In the end, Dutch defeats his superior foe, not with cybernetic enhancements or big guns or helicopter gunships or monokatanas. He defeats him by rejecting technology, by rejecting what he'd been turned into by his corporation (the military), by his superiors. Only by becoming less human than human can he defeat that which is more human than human (to borrow a term from Blade Runner).

If you're still not convinced, then let's look again at some of the underlying themes and elements going on in this film:

1. Big Bad Corporation - Dutch and his men are all in the employ of the U.S. military, but aside from that small fact, they may as well be working for any corporate army being sent in on a strike mission against a rival corp. The corporation owns them. They are tools. They are equipped with other tools and shipped off inside other tools to be used and bled dry and destroyed, so long as the mission gets accomplished. They can't leave. They can't say no. They are owned. They are powerless.

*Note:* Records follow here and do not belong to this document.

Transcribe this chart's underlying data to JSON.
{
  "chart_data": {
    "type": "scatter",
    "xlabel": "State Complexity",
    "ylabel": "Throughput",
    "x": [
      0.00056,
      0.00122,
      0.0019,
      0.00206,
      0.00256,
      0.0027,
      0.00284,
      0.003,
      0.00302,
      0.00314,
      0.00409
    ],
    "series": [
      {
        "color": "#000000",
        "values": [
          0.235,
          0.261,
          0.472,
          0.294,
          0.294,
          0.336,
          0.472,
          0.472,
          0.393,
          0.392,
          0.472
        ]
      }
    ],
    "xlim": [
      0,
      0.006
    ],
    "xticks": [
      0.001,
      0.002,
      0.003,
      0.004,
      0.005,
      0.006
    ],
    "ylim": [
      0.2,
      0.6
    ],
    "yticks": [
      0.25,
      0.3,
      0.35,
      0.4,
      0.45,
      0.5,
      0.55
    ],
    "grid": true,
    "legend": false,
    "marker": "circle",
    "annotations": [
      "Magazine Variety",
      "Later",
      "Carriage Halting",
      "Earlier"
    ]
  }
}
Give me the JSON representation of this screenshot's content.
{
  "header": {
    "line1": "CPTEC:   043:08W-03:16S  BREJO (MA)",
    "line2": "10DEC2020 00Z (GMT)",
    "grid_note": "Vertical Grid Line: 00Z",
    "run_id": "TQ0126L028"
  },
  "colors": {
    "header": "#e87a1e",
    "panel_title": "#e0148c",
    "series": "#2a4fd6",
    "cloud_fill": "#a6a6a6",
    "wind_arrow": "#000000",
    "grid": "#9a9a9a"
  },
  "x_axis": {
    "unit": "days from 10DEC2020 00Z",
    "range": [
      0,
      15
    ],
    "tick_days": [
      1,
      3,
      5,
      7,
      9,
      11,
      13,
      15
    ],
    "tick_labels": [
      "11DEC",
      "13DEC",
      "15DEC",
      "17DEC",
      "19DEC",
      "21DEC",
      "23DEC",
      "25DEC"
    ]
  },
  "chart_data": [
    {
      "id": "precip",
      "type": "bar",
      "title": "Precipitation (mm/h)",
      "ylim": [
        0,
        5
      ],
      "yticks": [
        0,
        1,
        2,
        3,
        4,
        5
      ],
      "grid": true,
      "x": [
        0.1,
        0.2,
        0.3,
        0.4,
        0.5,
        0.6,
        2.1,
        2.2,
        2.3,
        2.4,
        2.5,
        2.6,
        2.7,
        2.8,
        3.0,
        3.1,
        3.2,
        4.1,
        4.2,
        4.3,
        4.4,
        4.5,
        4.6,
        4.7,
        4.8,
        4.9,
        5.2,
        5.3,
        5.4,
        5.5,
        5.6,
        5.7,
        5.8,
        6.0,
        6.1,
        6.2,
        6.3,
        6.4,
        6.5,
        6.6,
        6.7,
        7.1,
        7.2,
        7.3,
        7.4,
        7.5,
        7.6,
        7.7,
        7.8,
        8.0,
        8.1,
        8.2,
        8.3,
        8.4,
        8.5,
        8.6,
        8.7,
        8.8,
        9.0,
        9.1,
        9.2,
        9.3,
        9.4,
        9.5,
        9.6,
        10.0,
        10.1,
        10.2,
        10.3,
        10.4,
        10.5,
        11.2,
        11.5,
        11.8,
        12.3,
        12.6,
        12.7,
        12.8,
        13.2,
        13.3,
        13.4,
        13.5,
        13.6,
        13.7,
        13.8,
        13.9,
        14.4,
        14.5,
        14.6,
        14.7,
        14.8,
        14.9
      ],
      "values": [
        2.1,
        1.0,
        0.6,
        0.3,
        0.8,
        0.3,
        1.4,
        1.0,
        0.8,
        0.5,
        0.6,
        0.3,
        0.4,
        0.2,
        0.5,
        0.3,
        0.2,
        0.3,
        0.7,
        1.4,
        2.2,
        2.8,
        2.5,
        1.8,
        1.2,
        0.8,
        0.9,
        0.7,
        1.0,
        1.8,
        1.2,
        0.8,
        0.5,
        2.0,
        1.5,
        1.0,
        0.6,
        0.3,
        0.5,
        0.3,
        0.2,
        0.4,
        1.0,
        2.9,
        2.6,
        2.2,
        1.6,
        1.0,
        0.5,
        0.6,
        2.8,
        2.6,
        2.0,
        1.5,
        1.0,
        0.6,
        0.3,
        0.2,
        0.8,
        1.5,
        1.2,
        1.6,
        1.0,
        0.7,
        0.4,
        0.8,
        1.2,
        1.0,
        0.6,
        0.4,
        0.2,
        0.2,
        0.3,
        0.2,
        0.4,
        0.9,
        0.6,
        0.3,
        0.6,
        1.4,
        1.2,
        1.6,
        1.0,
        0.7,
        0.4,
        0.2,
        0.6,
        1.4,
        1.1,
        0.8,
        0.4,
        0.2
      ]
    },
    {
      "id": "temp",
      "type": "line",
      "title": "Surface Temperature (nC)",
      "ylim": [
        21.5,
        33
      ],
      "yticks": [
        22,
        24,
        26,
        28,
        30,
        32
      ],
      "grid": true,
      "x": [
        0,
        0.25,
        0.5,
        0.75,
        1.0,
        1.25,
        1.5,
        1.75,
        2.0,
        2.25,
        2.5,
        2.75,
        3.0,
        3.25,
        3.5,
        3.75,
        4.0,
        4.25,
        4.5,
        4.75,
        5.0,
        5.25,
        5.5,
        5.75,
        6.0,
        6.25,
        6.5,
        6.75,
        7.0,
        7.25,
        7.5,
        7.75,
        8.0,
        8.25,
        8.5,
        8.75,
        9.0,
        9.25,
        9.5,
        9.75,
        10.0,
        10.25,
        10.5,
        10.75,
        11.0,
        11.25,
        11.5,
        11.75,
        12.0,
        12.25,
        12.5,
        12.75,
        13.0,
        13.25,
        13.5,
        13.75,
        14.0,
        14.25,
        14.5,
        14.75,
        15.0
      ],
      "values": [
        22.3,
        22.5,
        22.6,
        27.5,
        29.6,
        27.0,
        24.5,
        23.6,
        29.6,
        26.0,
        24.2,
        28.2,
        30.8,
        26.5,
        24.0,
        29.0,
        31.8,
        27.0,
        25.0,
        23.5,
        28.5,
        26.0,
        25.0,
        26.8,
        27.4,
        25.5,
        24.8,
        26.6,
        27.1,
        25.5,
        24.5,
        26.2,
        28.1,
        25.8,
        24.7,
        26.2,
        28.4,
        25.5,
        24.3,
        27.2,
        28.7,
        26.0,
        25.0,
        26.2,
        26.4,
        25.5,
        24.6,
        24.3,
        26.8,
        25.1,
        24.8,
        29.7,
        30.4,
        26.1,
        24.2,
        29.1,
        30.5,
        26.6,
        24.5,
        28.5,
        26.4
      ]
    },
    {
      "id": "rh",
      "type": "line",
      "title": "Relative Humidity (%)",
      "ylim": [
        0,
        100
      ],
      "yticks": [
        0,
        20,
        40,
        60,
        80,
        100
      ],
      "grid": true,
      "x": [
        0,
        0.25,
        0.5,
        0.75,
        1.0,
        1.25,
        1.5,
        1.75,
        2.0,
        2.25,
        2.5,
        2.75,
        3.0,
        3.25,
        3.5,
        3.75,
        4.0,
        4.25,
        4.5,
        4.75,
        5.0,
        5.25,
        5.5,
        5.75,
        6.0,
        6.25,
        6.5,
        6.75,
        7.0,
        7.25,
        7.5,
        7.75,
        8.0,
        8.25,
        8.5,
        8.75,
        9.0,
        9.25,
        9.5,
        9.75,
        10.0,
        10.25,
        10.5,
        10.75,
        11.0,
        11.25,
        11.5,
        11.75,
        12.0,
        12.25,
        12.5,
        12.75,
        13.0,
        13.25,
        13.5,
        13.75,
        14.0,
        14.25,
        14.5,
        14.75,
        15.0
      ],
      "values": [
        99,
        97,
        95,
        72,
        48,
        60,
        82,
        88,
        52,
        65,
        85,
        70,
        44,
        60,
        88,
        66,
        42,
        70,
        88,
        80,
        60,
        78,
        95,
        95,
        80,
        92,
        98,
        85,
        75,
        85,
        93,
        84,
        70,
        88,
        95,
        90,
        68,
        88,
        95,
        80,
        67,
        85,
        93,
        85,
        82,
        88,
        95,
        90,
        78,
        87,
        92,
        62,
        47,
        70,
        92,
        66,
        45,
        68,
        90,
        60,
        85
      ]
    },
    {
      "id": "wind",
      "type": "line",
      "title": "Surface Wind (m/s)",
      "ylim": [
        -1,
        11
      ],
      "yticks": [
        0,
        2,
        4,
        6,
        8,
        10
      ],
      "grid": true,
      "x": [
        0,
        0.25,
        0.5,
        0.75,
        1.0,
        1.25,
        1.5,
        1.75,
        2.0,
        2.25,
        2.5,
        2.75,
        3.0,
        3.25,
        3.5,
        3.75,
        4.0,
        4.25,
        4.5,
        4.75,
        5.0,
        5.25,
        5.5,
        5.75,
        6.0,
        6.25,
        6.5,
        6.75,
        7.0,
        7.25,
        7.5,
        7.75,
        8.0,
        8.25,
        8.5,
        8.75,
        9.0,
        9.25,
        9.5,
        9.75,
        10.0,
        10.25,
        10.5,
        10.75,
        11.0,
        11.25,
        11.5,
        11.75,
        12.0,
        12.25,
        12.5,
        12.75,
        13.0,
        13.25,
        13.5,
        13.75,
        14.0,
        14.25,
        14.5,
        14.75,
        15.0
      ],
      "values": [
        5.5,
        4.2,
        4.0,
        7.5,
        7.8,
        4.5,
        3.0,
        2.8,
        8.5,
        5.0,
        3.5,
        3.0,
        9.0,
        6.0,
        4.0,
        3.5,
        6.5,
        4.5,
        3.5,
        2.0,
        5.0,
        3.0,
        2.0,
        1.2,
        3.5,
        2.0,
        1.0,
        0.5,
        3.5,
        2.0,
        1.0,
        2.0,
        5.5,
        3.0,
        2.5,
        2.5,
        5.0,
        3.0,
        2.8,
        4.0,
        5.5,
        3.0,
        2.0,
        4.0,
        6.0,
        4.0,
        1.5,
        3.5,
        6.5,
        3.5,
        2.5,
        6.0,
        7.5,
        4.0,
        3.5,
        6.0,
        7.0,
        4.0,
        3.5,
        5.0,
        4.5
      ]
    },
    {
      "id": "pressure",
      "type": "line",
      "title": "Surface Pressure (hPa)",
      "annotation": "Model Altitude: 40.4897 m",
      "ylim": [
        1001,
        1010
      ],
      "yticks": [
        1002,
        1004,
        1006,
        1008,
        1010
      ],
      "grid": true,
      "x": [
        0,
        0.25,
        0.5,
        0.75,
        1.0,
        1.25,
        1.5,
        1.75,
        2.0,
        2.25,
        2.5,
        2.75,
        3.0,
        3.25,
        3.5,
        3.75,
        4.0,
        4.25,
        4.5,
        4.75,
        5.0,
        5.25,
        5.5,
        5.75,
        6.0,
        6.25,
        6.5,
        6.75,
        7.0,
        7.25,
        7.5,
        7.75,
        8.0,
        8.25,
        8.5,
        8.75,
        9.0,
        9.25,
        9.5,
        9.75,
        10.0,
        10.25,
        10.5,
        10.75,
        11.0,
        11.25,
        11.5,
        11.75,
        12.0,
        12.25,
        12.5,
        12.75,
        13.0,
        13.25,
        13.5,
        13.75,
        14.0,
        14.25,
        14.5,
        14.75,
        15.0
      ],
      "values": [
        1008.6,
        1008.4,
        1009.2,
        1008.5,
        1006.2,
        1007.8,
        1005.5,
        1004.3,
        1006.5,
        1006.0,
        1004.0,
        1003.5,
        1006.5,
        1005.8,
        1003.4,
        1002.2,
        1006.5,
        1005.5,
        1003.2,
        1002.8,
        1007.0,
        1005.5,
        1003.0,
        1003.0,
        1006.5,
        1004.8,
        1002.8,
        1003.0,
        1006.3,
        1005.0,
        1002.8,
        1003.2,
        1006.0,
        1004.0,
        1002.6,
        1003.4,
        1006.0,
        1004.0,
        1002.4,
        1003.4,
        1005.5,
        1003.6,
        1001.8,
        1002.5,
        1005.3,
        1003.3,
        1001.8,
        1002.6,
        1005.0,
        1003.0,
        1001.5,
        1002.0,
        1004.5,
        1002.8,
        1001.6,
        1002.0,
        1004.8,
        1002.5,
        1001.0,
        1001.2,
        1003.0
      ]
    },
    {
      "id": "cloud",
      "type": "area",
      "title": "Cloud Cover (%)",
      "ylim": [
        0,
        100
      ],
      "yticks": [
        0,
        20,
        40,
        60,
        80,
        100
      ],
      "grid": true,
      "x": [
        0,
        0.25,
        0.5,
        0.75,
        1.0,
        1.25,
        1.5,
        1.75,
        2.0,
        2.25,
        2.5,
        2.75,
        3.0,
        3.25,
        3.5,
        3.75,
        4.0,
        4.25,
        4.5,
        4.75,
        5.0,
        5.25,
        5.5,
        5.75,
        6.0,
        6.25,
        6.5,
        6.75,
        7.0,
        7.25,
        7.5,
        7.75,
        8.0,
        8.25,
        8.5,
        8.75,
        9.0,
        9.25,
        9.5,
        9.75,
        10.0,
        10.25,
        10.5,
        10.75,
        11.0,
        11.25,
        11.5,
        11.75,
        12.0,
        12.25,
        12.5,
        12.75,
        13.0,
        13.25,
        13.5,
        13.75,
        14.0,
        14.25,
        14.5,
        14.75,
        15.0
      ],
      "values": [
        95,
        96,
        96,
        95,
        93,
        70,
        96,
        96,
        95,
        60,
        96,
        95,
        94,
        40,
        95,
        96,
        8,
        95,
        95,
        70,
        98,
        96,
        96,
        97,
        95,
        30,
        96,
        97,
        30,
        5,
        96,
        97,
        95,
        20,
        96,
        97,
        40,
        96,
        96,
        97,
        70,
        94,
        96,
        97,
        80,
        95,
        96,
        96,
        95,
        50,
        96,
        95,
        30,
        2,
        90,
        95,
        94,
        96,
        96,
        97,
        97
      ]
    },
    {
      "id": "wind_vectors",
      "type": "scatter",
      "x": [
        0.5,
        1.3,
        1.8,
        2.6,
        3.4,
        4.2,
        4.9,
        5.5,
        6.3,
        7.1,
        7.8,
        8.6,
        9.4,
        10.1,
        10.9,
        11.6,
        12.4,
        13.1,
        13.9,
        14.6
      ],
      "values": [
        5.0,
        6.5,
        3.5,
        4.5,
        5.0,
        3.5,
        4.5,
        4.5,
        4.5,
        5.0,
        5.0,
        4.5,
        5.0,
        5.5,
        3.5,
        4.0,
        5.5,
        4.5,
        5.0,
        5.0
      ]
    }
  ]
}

2. Big Bad Enemy - The Predator is the biggest, baddest enemy of them all (so bad that they've even got him and his kind taking on the Aliens in all the AvP stuff you see going on nowadays). He's got infrared vision, acrobatic ability to shame Mary-Lou Retton, killer blades and weapons, tracking devices, voice mimicry capability and dozens of other tricks (which get revealed in the less successful but equally interesting Predator 2 which brings the story home to an urban jungle). In short, the Predator is your worst cyberpsycho killing machine come to life, the Frankenstein monster times ten.

3. Big Bad Guns - The team is outfitted with the highest tech available. Nasty weaponry, miniguns and M-60s and MP-5's and knives and radio gear and grenades galore, enough ammunition to take out a small city with some to spare for the 4th of July. The team is always outfitted with the best. And in the end, it all turns into the...

4. Big Bad Truth - And the truth of it is, your corporation can't save you; all it can do is take away your freedom. And your enemy can certainly destroy you, but only if you try to fight it at its own game. And your weaponry can't save you, because eventually you run out of ammunition, or someone buys a bigger gun. The only truth you're left with in this dehumanizing jungle of a cyberpunk world we live in is that all you've really got is yourself, and maybe a few friends, and some cunning. That's what makes you human. That's what makes you powerful.

Cyberpunk is, of course, constructed from two words. Cyber- is a prefix, derived from the Greek kybernetes, meaning "steersman". This in turn comes from the verb kybernao, "to steer" or "to control". Cyber, thus, at its very heart has nothing to do with technology, unless you're looking at how that technology controls and steers us down a path of its choosing. Ultimately, then, it's the "punk" half of the word which means the most, because the punk is he who strikes back at controlling influences, at the technology that threatens to destroy him and eliminate his humanity.

Cyber, "to control", and punk, "he who strikes out against control". Technology versus anti-technology, control versus rebellion, the big bad corporation versus the individual fighting for a right to choose his own path, the nasty robotic alien cybernetic monster versus the naked human covered in mud, howling at the moon.

If all you're doing is playing with matte black shades and kevlar vests and chromed prosthetics, then you're missing the point entirely. Cyberpunk is primal, raw, a scream in the dark, a brawl in the jungle. Whether that jungle is urban or not is up to the storyteller.

And on that note, it's time for this cyberpunk to rest his very human head for the night. Next week we've got one obvious choice and one which has been argued about for years: the Jean-Claude Van Damme vehicle, Cyborg, or the superhero movie to end all superhero movies, Batman. Where does he get all those wonderful toys? You tell me, and tell me what you think by emailing me at the link below.

In closing, I'd just like to take a moment to correct some information (for posterity's sake). In my last article on Robocop, I incorrectly identified several of Robocop's weapons. His main sidearm is not a Colt Scamp but rather a Beretta--specifically, a Beretta M93R-AG. Also, he doesn't use a rocket launcher at the end of the film--it's a Barret M82A1 sniper rifle. Thanks for the information!